Dia kembali diam membelakangiku, untuk beberapa detik.
"Ah mau juga ya?" ucapnya iseng dengan senyum jahilnya yang menyebalkan. Aku menahan tawaku karena sikapnya yang benar-benar konyol.
"Ngga ih, apaan sih!" Ups, suaraku meninggi karena menahan tawa. Semoga saja itu terdengar seperti sedang marah, aku kan sedang memusuhinya tidak boleh sampai tertawa di depannya.
Dia pun menatapku cemberut dengan bibirnya yang mengerucut dan alisnya yang bertautan. Tunggu dulu! Ekspresinya seperti sedang mengejekku. Benar saja, dia sedang mengejekku dan aku pun tak dapat menahan tawa. Aku tertawa terbahak-bahak menatap wajahnya yang konyol, apa benar aku terlihat sekonyol itu?
•••
Waktu berjalan sangat lambat, sebuah kabar gembira dan juga buruk datang bersamaan. Kabar gembiranya adalah guru biologiku "tersayang" tidak masuk ke kelas dan kabar buruknya ia memberi setumpuk tugas yang akan kuselesaikan jika aku punya waktu luang karena aku benar-benar sibuk menulis cerita ini.
"Nara ngerjain sunda yu." Tiba-tiba saja Akmal menghampiriku dan mengajakku mengerjakan tugas bahasa Sunda.

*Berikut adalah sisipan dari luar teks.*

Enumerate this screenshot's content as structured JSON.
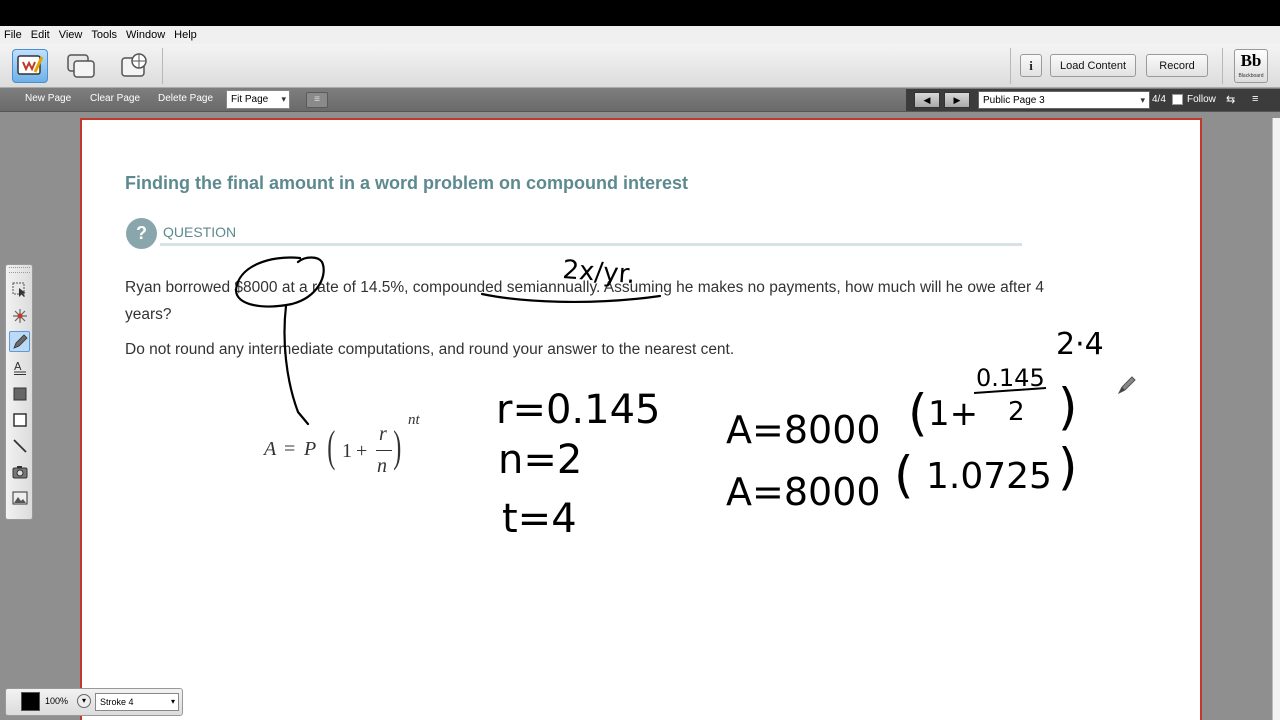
{
  "menu": [
    "File",
    "Edit",
    "View",
    "Tools",
    "Window",
    "Help"
  ],
  "toolbar": {
    "load_content": "Load Content",
    "record": "Record",
    "info_label": "i",
    "logo_text": "Bb",
    "logo_sub": "Blackboard"
  },
  "page_toolbar": {
    "new_page": "New Page",
    "clear_page": "Clear Page",
    "delete_page": "Delete Page",
    "fit_page": "Fit Page"
  },
  "navigation": {
    "page_select": "Public Page 3",
    "page_count": "4/4",
    "follow": "Follow"
  },
  "content": {
    "title": "Finding the final amount in a word problem on compound interest",
    "question_icon": "?",
    "question_label": "QUESTION",
    "problem_text": "Ryan borrowed $8000 at a rate of 14.5%, compounded semiannually. Assuming he makes no payments, how much will he owe after 4 years?",
    "instruction_text": "Do not round any intermediate computations, and round your answer to the nearest cent.",
    "formula": {
      "A": "A",
      "eq": "=",
      "P": "P",
      "one": "1",
      "plus": "+",
      "r": "r",
      "n": "n",
      "exponent": "nt"
    }
  },
  "handwriting": {
    "note_2x": "2x/yr.",
    "r_line": "r=0.145",
    "n_line": "n=2",
    "t_line": "t=4",
    "eq1_left": "A=8000",
    "eq1_num": "0.145",
    "eq1_den": "2",
    "eq1_exp": "2·4",
    "eq2": "A=8000",
    "eq2_paren": "1.0725"
  },
  "status": {
    "zoom": "100%",
    "stroke": "Stroke 4"
  },
  "colors": {
    "title": "#5d8a8f",
    "page_border": "#c0392b",
    "ink": "#000000"
  }
}
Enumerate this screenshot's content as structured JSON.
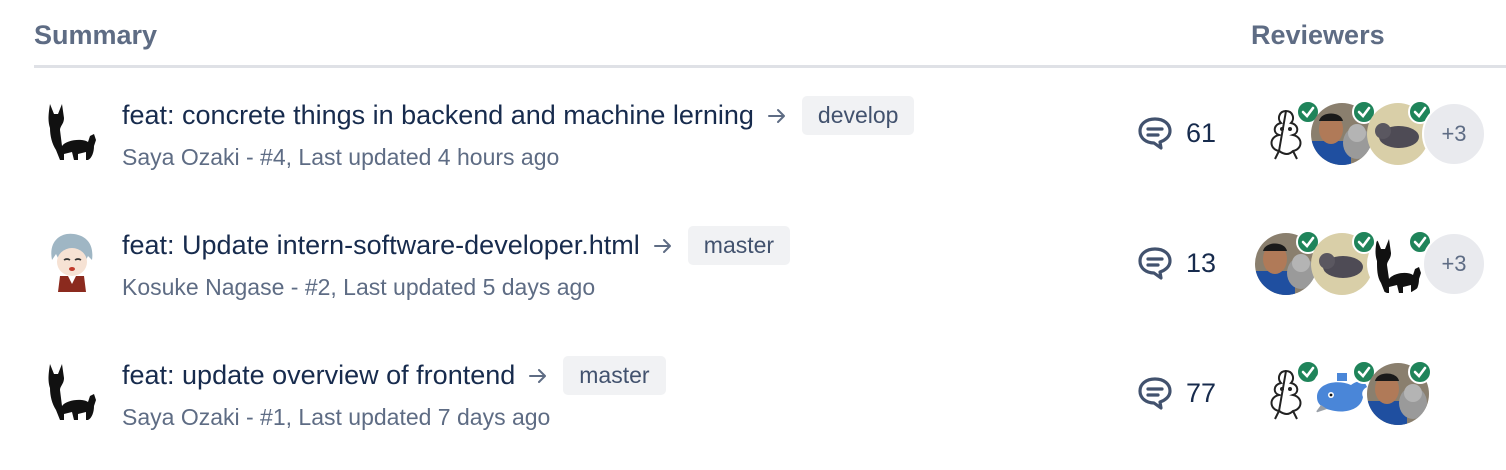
{
  "header": {
    "summary_label": "Summary",
    "reviewers_label": "Reviewers"
  },
  "pull_requests": [
    {
      "title": "feat: concrete things in backend and machine lerning",
      "branch": "develop",
      "meta": "Saya Ozaki - #4, Last updated 4 hours ago",
      "comments": "61",
      "author_avatar": "black-cat",
      "reviewers": [
        "sketch-character",
        "person-with-cat",
        "cat-on-floor"
      ],
      "more_reviewers": "+3"
    },
    {
      "title": "feat: Update intern-software-developer.html",
      "branch": "master",
      "meta": "Kosuke Nagase - #2, Last updated 5 days ago",
      "comments": "13",
      "author_avatar": "anime-girl",
      "reviewers": [
        "person-with-cat",
        "cat-on-floor",
        "black-cat"
      ],
      "more_reviewers": "+3"
    },
    {
      "title": "feat: update overview of frontend",
      "branch": "master",
      "meta": "Saya Ozaki - #1, Last updated 7 days ago",
      "comments": "77",
      "author_avatar": "black-cat",
      "reviewers": [
        "sketch-character",
        "blue-whale",
        "person-with-cat"
      ],
      "more_reviewers": ""
    }
  ],
  "colors": {
    "approved": "#1f845a",
    "text": "#172b4d",
    "subtle": "#5e6c84",
    "branch_bg": "#f1f2f4"
  }
}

Aku hanya duduk di bangkuku dan menyiapkan kertas dan pulpen, sedangkan dia berdiri di depanku dan mendikte apa-apa saja yang menurutnya penting. Semua itu bertahan tak sampai sepuluh menit. Akmal tak lagi mendikte, ia bernyanyi. Aku sedikit kesal karena menurutku tugas ini cukup penting dan aku tidak suka main-main jadi aku mengabaikannya dan menulis naskah drama semauku.
Salahkah ku bila kaulah yang ada di hatiku
Aku masih mengabaikannya.
"Nara salah ga? Salah ga?" Akmal bertanya kepadaku. Hah? Yang benar saja. Ia menanyakan hal yang menyebabkan kupu-kupu di perutku berterbangan, sekalipun bercanda itu gila. Gila.
"Salah!" ucapku setengah berteriak. Terdengar seperti yang salah tingkah dan itu benar-benar bodoh. Nara bodoh!
Akhirnya, hari itu berakhir begitu saja. Aku baru saja tiba di rumahku dan kuputuskan untuk merebahkan tubuhku di kasurku. Lima menit baru berlalu dan Akmal sudah kembali mengusikku.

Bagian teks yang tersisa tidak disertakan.